Vom 26.-30. Oktober 2025 hat im polnischen Sopot nördlich von Danzig das Erasmus-Projekt „Baltic Youth – Waves for Democracy“ stattgefunden. Rund 40 Jugendliche aus 9 Ostsee-Anrainer-Staaten haben sich 5 Tage lang zu diversen aktuellen Themen ausgetauscht – alle im Zusammenhang mit der Ostseeregion. Auch fünf Jugendliche – alle von der Uni Potsdam – haben sich intensiv in die Diskussionen eingemischt. Begleitet wurden sie vom Partnerschaftsbeauftragten für die Jugendzusammenarbeit im Ostseeraum – Christopher Lucht – und dem Ostsee-Referatsleiter im Brandenburger Europaministerium MdFE.
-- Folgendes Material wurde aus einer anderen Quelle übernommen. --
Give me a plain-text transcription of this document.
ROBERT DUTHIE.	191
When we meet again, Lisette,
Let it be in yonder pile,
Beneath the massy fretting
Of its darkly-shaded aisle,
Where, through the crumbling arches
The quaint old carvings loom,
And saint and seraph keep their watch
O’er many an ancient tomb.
Die ersten 2 Tage haben sich alle in die Themenfelder Demokratie, Resilienz, Artificial Intelligence und Sicherheit eingearbeitet sowie ein Manifest mit politischen Forderungen erarbeitet. Der dritte Tag stand dann ganz im Zeichen der Konferenz BSSSC Days of Cities and Regions. Höhepunkt aus Jugendsicht war hier die kontroverse Fishbowl-Diskussion zu Chancen und Risiken von KI im Ostseeraum, eingeleitet von BSSSC-Youth Board Mitglied Miro aus Potsdam.
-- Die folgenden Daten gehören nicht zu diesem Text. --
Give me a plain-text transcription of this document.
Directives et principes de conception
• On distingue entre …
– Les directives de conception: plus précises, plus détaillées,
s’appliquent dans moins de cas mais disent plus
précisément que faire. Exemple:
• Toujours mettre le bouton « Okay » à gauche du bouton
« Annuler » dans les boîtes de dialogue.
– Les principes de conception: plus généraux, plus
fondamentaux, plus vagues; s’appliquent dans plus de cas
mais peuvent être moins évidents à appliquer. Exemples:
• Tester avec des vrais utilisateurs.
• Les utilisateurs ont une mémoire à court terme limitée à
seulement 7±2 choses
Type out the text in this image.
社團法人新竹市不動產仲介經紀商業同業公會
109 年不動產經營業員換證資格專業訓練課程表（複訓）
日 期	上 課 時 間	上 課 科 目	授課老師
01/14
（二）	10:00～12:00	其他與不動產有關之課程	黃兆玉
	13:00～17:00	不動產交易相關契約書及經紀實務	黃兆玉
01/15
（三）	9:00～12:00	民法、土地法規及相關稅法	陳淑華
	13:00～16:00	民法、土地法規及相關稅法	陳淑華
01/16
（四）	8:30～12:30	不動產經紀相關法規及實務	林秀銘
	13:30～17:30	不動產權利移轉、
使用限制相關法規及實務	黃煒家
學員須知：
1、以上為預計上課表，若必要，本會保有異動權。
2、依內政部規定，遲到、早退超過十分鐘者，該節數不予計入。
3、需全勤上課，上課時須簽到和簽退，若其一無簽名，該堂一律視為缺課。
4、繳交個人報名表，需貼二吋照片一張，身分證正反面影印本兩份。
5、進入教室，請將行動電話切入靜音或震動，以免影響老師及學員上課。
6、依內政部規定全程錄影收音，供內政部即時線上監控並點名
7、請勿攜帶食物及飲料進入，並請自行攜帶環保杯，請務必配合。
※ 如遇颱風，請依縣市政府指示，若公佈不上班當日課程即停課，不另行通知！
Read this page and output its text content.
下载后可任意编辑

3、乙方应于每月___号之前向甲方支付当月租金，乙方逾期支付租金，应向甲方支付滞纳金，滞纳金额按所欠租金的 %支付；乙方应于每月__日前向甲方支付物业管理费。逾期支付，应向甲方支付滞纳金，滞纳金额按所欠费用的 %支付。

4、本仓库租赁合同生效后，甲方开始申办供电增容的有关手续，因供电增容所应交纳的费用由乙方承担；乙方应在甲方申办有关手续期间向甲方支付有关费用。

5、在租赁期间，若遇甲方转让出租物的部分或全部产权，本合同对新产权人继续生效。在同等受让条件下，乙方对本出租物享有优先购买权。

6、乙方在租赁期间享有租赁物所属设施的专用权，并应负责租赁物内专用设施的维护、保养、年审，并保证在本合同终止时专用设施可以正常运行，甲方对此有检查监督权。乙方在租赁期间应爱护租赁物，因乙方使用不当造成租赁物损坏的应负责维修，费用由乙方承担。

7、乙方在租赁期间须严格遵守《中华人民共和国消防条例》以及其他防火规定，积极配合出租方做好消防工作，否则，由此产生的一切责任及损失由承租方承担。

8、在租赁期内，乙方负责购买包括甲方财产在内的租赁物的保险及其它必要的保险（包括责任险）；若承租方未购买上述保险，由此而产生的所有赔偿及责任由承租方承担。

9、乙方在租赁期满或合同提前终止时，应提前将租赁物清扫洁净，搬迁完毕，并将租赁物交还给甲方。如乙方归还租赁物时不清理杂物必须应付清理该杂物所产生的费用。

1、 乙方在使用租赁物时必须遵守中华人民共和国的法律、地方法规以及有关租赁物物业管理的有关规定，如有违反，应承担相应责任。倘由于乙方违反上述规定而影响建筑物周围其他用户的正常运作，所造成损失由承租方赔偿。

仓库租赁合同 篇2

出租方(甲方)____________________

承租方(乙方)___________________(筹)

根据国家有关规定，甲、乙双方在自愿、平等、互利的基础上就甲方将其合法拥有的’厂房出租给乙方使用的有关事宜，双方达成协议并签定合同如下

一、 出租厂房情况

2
Am 4. und 5. Tag waren wir 40 Jugendliche dann Teil des EUSBSR-Annual Forums (Der EU-Strategie für die Ostseeregion). Auch hier waren wir gefragte Gesprächsteilnehmer, u.a. im AI-Workshop, aber auch allgemein zu Jugendbeteiligung in Interreg, Kulturaktivitäten, Demokratie-Empowerment und der EU-Ostseestrategie im Allgemeinen.
Erfreulich aus Sicht Brandenburgs ist auch, das Miro als Jugendvertreter für ein weiteres Jahr Mitglied im BSSSC Board sein wird ebenso wie sein Stellvertreter Julius, beide aus Brandenburg: Neu ins Board wurde Viktoria aus der norwegishcen Region Telemark gewählt. Alle zusammen werden jetzt neue Initiativen entwickeln, um positive Impulse für die weitere Entwicklung der Ostseeregion zu liefern.
Das Projekt war eine gemeinsame Anstrengung von BSSSC, CBSS (Council of Baltic Sea States) und dem Baltic Sea Cultural Centre in Danzig, gefördert vom EU-Jugendpartizipationsprogramm von Eramusplus.